Explorer and Miner - Discover of Morenci Ore Bodies

2021 Inductee from Mining's Past

Robert Metcalfe was one of the discoverers of the Morenci copper deposits in Arizona. He was born in Kentucky and educated at West Point. In 1849 Metcalfe headed for the goldfields of California where he amassed a fortune from mining.  More than a decade later he joined the Confederate Army. At the close of the Civil War, Metcalfe found his home destroyed, his wife gone, and his fortune lost. He then headed west looking for his wife and prospecting for a new future.

In 1870 while Metcalfe was scouting the area near Silver City, New Mexico in pursuit of a band of Apaches who had raided local ranches, he discovered a rich copper deposit.  He returned two years later with his brother Jim and located the Longfellow claim. Metcalfe was among the original group of prospectors who organized the Copper Mountain Mining District in 1872.

The Metcalfes sold majority interest in the mine to the Lesinsky brothers but disagreements followed, so the Metcalfes sold them the remaining shares in the Longfellow Company.

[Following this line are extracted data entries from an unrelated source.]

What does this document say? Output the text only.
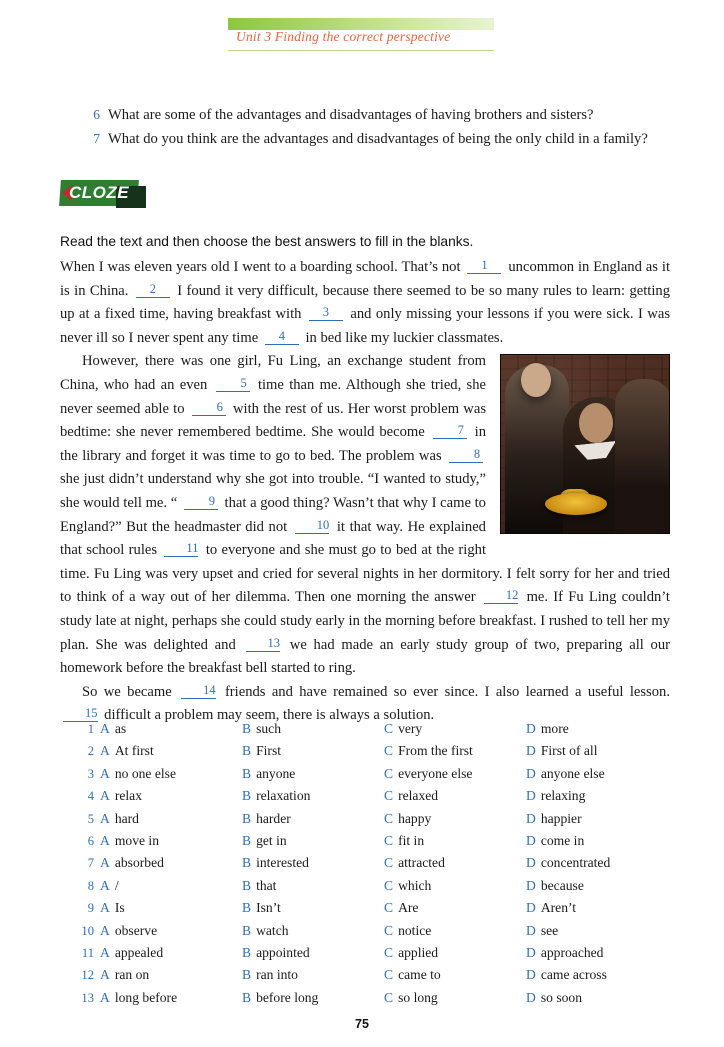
Unit 3 Finding the correct perspective
6 What are some of the advantages and disadvantages of having brothers and sisters?
7 What do you think are the advantages and disadvantages of being the only child in a family?
CLOZE
Read the text and then choose the best answers to fill in the blanks.

When I was eleven years old I went to a boarding school. That’s not 1 uncommon in England as it is in China. 2 I found it very difficult, because there seemed to be so many rules to learn: getting up at a fixed time, having breakfast with 3 and only missing your lessons if you were sick. I was never ill so I never spent any time 4 in bed like my luckier classmates.

However, there was one girl, Fu Ling, an exchange student from China, who had an even	5 time than me. Although she tried, she never seemed able to	6 with the rest of us. Her worst problem was bedtime: she never remembered bedtime. She would become	7 in the library and forget it was time to go to bed. The problem was	8 she just didn’t understand why she got into trouble. “I wanted to study,” she would tell me. “	9 that a good thing? Wasn’t that why I came to England?” But the headmaster did not 10 it that way. He explained that school rules 11 to everyone and she must go to bed at the right time. Fu Ling was very upset and cried for several nights in her dormitory. I felt sorry for her and tried to think of a way out of her dilemma. Then one morning the answer 12 me. If Fu Ling couldn’t study late at night, perhaps she could study early in the morning before breakfast. I rushed to tell her my plan. She was delighted and	13 we had made an early study group of two, preparing all our homework before the breakfast bell started to ring.

So we became	14 friends and have remained so ever since. I also learned a useful lesson. 15 difficult a problem may seem, there is always a solution.

1 A as	B such	C very	D more
2 A At first	B First	C From the first	D First of all
3 A no one else	B anyone	C everyone else	D anyone else
4 A relax	B relaxation	C relaxed	D relaxing
5 A hard	B harder	C happy	D happier
6 A move in	B get in	C fit in	D come in
7 A absorbed	B interested	C attracted	D concentrated
8 A /	B that	C which	D because
9 A Is	B Isn’t	C Are	D Aren’t
10 A observe	B watch	C notice	D see
11 A appealed	B appointed	C applied	D approached
12 A ran on	B ran into	C came to	D came across
13 A long before	B before long	C so long	D so soon
75
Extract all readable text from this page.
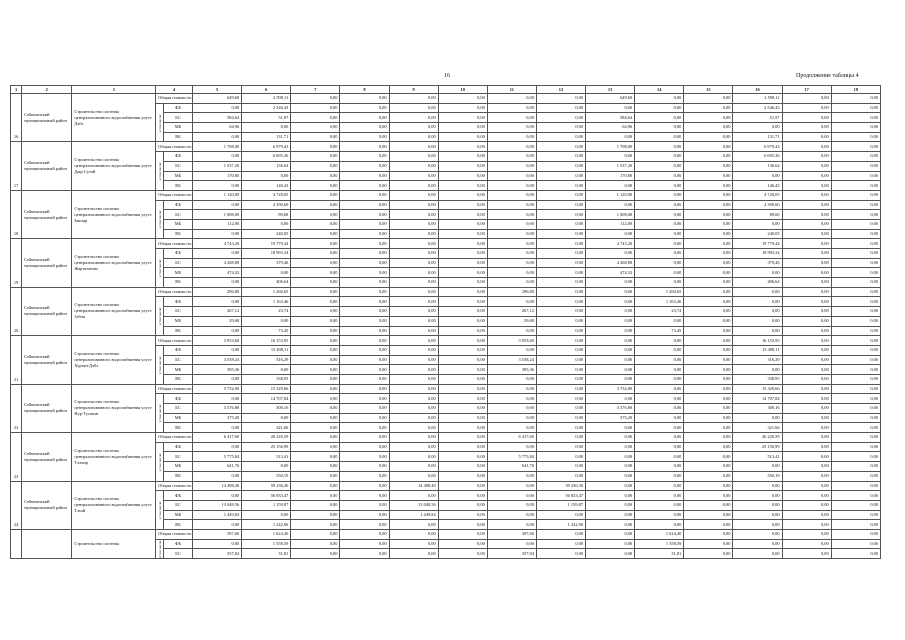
16	Продолжение таблицы 4
1	2	3	4		5	6	7	8	9	10	11	12	13	14	15	16	17	18
16	Сеймчанский муниципальный район	Строительство системы централизованного водоснабжения улусе Дэбэ	Общая стоимость		649,60	2 598,11	0,00	0,00	0,00	0,00	0,00	0,00	649,60	0,00	0,00	2 598,11	0,00	0,00

			в том числе:	ФБ	0,00	2 546,43	0,00	0,00	0,00	0,00	0,00	0,00	0,00	0,00	0,00	2 546,43	0,00	0,00
				БС	584,64	51,97	0,00	0,00	0,00	0,00	0,00	0,00	584,64	0,00	0,00	51,97	0,00	0,00
				МБ	64,96	0,00	0,00	0,00	0,00	0,00	0,00	0,00	64,96	0,00	0,00	0,00	0,00	0,00
				ВБ	0,00	131,71	0,00	0,00	0,00	0,00	0,00	0,00	0,00	0,00	0,00	131,71	0,00	0,00
17	Сеймчанский муниципальный район	Строительство системы централизованного водоснабжения улусе Дыр-Сутай	Общая стоимость		1 708,00	6 979,43	0,00	0,00	0,00	0,00	0,00	0,00	1 708,00	0,00	0,00	6 979,43	0,00	0,00

			в том числе:	ФБ	0,00	6 695,36	0,00	0,00	0,00	0,00	0,00	0,00	0,00	0,00	0,00	6 695,36	0,00	0,00
				БС	1 537,20	136,64	0,00	0,00	0,00	0,00	0,00	0,00	1 537,20	0,00	0,00	136,64	0,00	0,00
				МБ	170,80	0,00	0,00	0,00	0,00	0,00	0,00	0,00	170,80	0,00	0,00	0,00	0,00	0,00
				ВБ	0,00	146,43	0,00	0,00	0,00	0,00	0,00	0,00	0,00	0,00	0,00	146,43	0,00	0,00
18	Сеймчанский муниципальный район	Строительство системы централизованного водоснабжения улусе Бишир	Общая стоимость		1 120,00	4 720,05	0,00	0,00	0,00	0,00	0,00	0,00	1 120,00	0,00	0,00	4 720,05	0,00	0,00

			в том числе:	ФБ	0,00	4 390,60	0,00	0,00	0,00	0,00	0,00	0,00	0,00	0,00	0,00	4 390,60	0,00	0,00
				БС	1 008,00	89,60	0,00	0,00	0,00	0,00	0,00	0,00	1 008,00	0,00	0,00	89,60	0,00	0,00
				МБ	112,00	0,00	0,00	0,00	0,00	0,00	0,00	0,00	112,00	0,00	0,00	0,00	0,00	0,00
				ВБ	0,00	240,05	0,00	0,00	0,00	0,00	0,00	0,00	0,00	0,00	0,00	240,05	0,00	0,00
19	Сеймчанский муниципальный район	Строительство системы централизованного водоснабжения улусе Жарталанчы	Общая стоимость		4 743,20	19 779,44	0,00	0,00	0,00	0,00	0,00	0,00	4 743,20	0,00	0,00	19 779,44	0,00	0,00

			в том числе:	ФБ	0,00	18 993,34	0,00	0,00	0,00	0,00	0,00	0,00	0,00	0,00	0,00	18 993,34	0,00	0,00
				БС	4 268,88	379,46	0,00	0,00	0,00	0,00	0,00	0,00	4 268,88	0,00	0,00	379,46	0,00	0,00
				МБ	474,32	0,00	0,00	0,00	0,00	0,00	0,00	0,00	474,32	0,00	0,00	0,00	0,00	0,00
				ВБ	0,00	406,64	0,00	0,00	0,00	0,00	0,00	0,00	0,00	0,00	0,00	406,64	0,00	0,00
20	Сеймчанский муниципальный район	Строительство системы централизованного водоснабжения улусе Зэбэн	Общая стоимость		296,80	1 260,65	0,00	0,00	0,00	0,00	296,80	0,00	0,00	1 260,65	0,00	0,00	0,00	0,00

			в том числе:	ФБ	0,00	1 163,46	0,00	0,00	0,00	0,00	0,00	0,00	0,00	1 163,46	0,00	0,00	0,00	0,00
				БС	267,12	23,74	0,00	0,00	0,00	0,00	267,12	0,00	0,00	23,74	0,00	0,00	0,00	0,00
				МБ	29,68	0,00	0,00	0,00	0,00	0,00	29,68	0,00	0,00	0,00	0,00	0,00	0,00	0,00
				ВБ	0,00	73,45	0,00	0,00	0,00	0,00	0,00	0,00	0,00	73,45	0,00	0,00	0,00	0,00
21	Сеймчанский муниципальный район	Строительство системы централизованного водоснабжения улусе Хурган-Дэбэ	Общая стоимость		3 953,60	16 153,95	0,00	0,00	0,00	0,00	3 953,60	0,00	0,00	0,00	0,00	16 153,95	0,00	0,00

			в том числе:	ФБ	0,00	15 498,11	0,00	0,00	0,00	0,00	0,00	0,00	0,00	0,00	0,00	15 498,11	0,00	0,00
				БС	3 558,24	316,29	0,00	0,00	0,00	0,00	3 558,24	0,00	0,00	0,00	0,00	316,29	0,00	0,00
				МБ	395,36	0,00	0,00	0,00	0,00	0,00	395,36	0,00	0,00	0,00	0,00	0,00	0,00	0,00
				ВБ	0,00	338,95	0,00	0,00	0,00	0,00	0,00	0,00	0,00	0,00	0,00	338,95	0,00	0,00
22	Сеймчанский муниципальный район	Строительство системы централизованного водоснабжения улусе Нур-Тугшин	Общая стоимость		3 752,00	15 329,66	0,00	0,00	0,00	0,00	0,00	0,00	3 752,00	0,00	0,00	15 329,66	0,00	0,00

			в том числе:	ФБ	0,00	14 707,84	0,00	0,00	0,00	0,00	0,00	0,00	0,00	0,00	0,00	14 707,84	0,00	0,00
				БС	3 376,80	300,16	0,00	0,00	0,00	0,00	0,00	0,00	3 376,80	0,00	0,00	300,16	0,00	0,00
				МБ	375,20	0,00	0,00	0,00	0,00	0,00	0,00	0,00	375,20	0,00	0,00	0,00	0,00	0,00
				ВБ	0,00	321,66	0,00	0,00	0,00	0,00	0,00	0,00	0,00	0,00	0,00	321,66	0,00	0,00
23	Сеймчанский муниципальный район	Строительство системы централизованного водоснабжения улусе Тэлмэр	Общая стоимость		6 417,60	26 220,59	0,00	0,00	0,00	0,00	6 417,60	0,00	0,00	0,00	0,00	26 220,59	0,00	0,00

			в том числе:	ФБ	0,00	25 156,99	0,00	0,00	0,00	0,00	0,00	0,00	0,00	0,00	0,00	25 156,99	0,00	0,00
				БС	5 775,84	513,41	0,00	0,00	0,00	0,00	5 775,84	0,00	0,00	0,00	0,00	513,41	0,00	0,00
				МБ	641,76	0,00	0,00	0,00	0,00	0,00	641,76	0,00	0,00	0,00	0,00	0,00	0,00	0,00
				ВБ	0,00	550,19	0,00	0,00	0,00	0,00	0,00	0,00	0,00	0,00	0,00	550,19	0,00	0,00
24	Сеймчанский муниципальный район	Строительство системы централизованного водоснабжения улусе Тэхэй	Общая стоимость		14 498,40	59 236,30	0,00	0,00	14 498,40	0,00	0,00	59 236,30	0,00	0,00	0,00	0,00	0,00	0,00

			в том числе:	ФБ	0,00	56 833,47	0,00	0,00	0,00	0,00	0,00	56 833,47	0,00	0,00	0,00	0,00	0,00	0,00
				БС	13 048,56	1 159,87	0,00	0,00	13 048,56	0,00	0,00	1 159,87	0,00	0,00	0,00	0,00	0,00	0,00
				МБ	1 449,84	0,00	0,00	0,00	1 449,84	0,00	0,00	0,00	0,00	0,00	0,00	0,00	0,00	0,00
				ВБ	0,00	1 242,96	0,00	0,00	0,00	0,00	0,00	1 242,96	0,00	0,00	0,00	0,00	0,00	0,00
		Строительство системы	Общая стоимость		397,60	1 624,40	0,00	0,00	0,00	0,00	397,60	0,00	0,00	1 624,40	0,00	0,00	0,00	0,00

			в том числе:	ФБ	0,00	1 558,59	0,00	0,00	0,00	0,00	0,00	0,00	0,00	1 558,59	0,00	0,00	0,00	0,00
				БС	357,84	31,81	0,00	0,00	0,00	0,00	357,84	0,00	0,00	31,81	0,00	0,00	0,00	0,00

The Lesinskys further developed the Longfellow and in 1882, sold the mine to the Arizona Copper Company.

The town of Metcalf along Chase Creek about 8 miles from present day Clifton was named after Robert Metcalfe. Established in 1875, it became an Arizona Copper Company owned town in 1882. The town was shut down shortly after Phelps Dodge acquired it in 1921 and was eventually overtaken by the advancement of the Morenci open pit mine.

Metcalfe died in 1905 at the age of 80 in his home state of Kentucky.